General Motors in Fight With Union over European Plant ClosuresVW Staff
General Motors Company (NYSE:GM) is on a cost cutting campaign that will further increase its strength and profit margins. Next in the crosshairs are GM’s possible plant closings in Europe, amid a downturn in car sales due to tough economic conditions in the region. Labor chiefs are vigorously fighting GM executives to keep the plant open saying that closing the plants would be more expensive than keeping them open. They also go on to say that the plant closures will delay the company’s “return to profit”.
The proposed plan to close one or two European plants will be fought head on by Opel’s union leaders which make up half of the supervisory board of the European brand. The facts here are that GM has lost billions of dollars over the last ten years mostly due to a recessionary type environment in Europe over the majority of those ten years. GM was hit pretty hard during the 2008 financial crisis. Nicknamed “Government Motors”, the car maker was majority owned by the US government because the brand failed to adapt to a changing economic climate and consumer.
The way someone looks at this situation is dependent upon their political opinion. A conservative would say that business is business.
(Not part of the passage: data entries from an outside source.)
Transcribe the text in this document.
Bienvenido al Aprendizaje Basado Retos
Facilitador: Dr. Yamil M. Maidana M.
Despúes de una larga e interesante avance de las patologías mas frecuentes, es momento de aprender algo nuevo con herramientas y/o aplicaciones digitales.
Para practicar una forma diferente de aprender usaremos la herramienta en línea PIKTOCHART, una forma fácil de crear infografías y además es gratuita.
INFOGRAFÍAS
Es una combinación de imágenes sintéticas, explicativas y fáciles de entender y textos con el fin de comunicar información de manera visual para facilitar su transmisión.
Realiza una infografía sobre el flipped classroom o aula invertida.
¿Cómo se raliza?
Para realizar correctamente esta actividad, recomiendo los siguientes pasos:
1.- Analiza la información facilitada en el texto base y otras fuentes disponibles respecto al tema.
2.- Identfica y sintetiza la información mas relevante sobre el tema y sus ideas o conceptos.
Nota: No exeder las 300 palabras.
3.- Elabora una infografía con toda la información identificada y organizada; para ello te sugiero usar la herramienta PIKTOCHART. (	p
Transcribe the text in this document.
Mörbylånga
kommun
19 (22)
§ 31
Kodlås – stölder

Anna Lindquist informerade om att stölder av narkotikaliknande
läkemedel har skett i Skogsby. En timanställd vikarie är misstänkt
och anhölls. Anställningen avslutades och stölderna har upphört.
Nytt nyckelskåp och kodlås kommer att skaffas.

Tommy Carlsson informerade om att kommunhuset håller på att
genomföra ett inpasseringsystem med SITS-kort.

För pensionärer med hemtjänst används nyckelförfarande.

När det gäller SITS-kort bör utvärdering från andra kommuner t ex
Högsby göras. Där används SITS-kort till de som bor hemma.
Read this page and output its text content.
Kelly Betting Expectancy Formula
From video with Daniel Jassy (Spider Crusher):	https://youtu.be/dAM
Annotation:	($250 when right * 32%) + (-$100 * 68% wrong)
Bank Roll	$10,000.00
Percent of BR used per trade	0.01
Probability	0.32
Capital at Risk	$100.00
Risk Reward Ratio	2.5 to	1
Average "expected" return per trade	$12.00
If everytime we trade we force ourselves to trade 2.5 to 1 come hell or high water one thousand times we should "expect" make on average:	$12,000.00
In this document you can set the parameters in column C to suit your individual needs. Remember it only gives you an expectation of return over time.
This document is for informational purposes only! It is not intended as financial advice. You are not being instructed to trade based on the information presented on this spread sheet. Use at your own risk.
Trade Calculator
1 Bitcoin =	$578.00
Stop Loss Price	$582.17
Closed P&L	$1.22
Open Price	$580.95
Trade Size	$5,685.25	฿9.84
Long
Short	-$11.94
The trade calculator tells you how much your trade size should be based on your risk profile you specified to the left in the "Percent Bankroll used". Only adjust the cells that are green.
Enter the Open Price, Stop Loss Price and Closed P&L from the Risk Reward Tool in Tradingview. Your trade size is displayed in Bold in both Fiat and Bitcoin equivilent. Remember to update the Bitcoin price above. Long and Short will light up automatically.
If a company is taking down billion of dollars in losses, then cutting costs is priority number one and you must cut the aspects of the business that are hurting you the most. In this case, it is GM’s Opel unit plants in Europe.
A liberal would say that a cost cutting that is this “ruthless” is damaging to the workers. The liberal ideology tends to be more pro-union than pro-business so you are going to be getting the pro-union side of the argument.
Regardless of your political ideology, if you rely on GM for income whether you are a worker or a shareholder, you want GM to close these plants. It is unfortunate that the workers are getting the short end of the stick but at the end of the day, if GM fails then everyone loses.
General Motors is finally returning to profitability. Cars are flying off the lots and it is obviously a great time to be associated with the Big Three American automakers. Europe, on the other hand, is a disaster financially. People are not buying cars because they have no job. They have no job because businesses can’t operate efficiently in a recessionary, crippling-debt environment. Sorry Opel workers but times are tough and it is in GM’s best interest to stop the billion dollar bleeding that is the European plants.